Like other calcium channel blockers of the dihydropyridine class, lercanidipine blocks L-type calcium channels in the smooth muscle cells of blood vessels. This relaxes them and allows better blood flow, which lowers blood pressure. Unlike the non-dihydropyridine calcium channel blockers verapamil and diltiazem, lercanidipine has no significant effect on calcium channels in the heart at usual therapeutic doses and therefore does not lower heart rate.
Lercanidipine is slowly but completely absorbed from the intestine. Bioavailability is only 10% due to an extensive first-pass effect, but can be as high as 40% when taken after a high-fat meal. Peak blood plasma levels are reached after 1.5 to 3 hours. Lercandipine is almost completely (>98%) bound to plasma proteins but in unbound form can be readily deposited in adipose tissue, resulting in a mild depot effect. It is completely metabolized in the liver, mainly via the enzyme CYP3A4. The elimination half-life is 8 to 10 hours. Due to the depot effect, the antihypertensive effect lasts for at least 24 hours. Lercandipine is excreted in the urine.

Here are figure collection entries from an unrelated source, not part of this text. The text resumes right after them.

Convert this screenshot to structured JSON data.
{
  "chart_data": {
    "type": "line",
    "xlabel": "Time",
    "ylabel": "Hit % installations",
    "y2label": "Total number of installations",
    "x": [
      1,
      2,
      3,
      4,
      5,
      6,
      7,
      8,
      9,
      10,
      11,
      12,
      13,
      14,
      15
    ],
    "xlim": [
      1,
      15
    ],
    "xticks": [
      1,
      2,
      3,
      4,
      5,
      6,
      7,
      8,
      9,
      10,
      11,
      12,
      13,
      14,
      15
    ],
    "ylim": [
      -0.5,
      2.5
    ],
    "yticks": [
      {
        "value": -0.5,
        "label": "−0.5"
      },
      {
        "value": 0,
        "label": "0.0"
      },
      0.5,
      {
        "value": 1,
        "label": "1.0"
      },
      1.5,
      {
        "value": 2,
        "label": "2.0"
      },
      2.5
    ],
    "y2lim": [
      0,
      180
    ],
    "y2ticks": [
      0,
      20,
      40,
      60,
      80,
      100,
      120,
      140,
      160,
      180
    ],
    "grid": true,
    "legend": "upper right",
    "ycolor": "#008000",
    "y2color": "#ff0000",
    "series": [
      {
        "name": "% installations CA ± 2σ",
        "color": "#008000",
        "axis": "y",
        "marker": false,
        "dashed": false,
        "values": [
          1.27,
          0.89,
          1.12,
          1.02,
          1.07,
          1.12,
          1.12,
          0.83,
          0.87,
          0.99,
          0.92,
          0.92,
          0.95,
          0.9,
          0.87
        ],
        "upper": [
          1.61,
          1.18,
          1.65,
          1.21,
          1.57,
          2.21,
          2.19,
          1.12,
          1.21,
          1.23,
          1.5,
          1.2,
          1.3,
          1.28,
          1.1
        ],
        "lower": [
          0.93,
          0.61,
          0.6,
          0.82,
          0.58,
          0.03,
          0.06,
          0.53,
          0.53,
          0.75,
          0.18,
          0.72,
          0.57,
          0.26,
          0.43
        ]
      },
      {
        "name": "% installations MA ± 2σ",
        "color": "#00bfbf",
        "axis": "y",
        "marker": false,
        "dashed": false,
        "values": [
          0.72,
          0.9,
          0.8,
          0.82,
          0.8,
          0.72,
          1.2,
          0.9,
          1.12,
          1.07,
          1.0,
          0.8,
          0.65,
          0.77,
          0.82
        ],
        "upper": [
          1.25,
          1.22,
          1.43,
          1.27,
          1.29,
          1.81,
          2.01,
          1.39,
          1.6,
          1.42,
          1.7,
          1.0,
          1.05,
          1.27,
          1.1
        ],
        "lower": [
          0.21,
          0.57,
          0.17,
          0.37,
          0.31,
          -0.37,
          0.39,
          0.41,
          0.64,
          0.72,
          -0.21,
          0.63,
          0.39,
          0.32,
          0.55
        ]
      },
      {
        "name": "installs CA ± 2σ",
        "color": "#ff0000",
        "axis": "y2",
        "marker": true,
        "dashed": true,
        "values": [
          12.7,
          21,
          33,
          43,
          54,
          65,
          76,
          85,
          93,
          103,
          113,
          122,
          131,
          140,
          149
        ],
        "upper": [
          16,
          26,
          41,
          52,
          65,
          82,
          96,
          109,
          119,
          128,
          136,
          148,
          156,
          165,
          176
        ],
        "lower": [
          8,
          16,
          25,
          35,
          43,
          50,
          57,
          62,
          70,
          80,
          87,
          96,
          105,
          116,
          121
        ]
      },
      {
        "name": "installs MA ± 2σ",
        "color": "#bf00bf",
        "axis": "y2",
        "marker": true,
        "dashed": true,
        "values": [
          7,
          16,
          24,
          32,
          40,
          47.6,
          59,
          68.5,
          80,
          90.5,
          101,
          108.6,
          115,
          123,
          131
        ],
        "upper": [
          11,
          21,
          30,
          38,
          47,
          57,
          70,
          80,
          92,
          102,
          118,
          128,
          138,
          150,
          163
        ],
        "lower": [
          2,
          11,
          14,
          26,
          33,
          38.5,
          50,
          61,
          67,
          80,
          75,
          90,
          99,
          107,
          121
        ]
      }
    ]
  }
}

The substance is metabolized by the liver enzyme CYP3A4. This also metabolizes a number of other drugs. This results in a number of possible interactions.
CYP3A4-inhibiting drugs may increase the plasma level of lercandipine and thus enhance the effect and promote undesirable side effects. These include, for example, the agents ketoconazole and itraconazole, ciclosporin, erythromycin, and grapefruit juice. Conversely, CYP3A4 inducers such as carbamazepine, rifampicin, and St. John's wort likely lower plasma levels and thus reduce the efficacy of lercanidipine. Lercanidipine may increase plasma levels of ciclosporin and digoxin.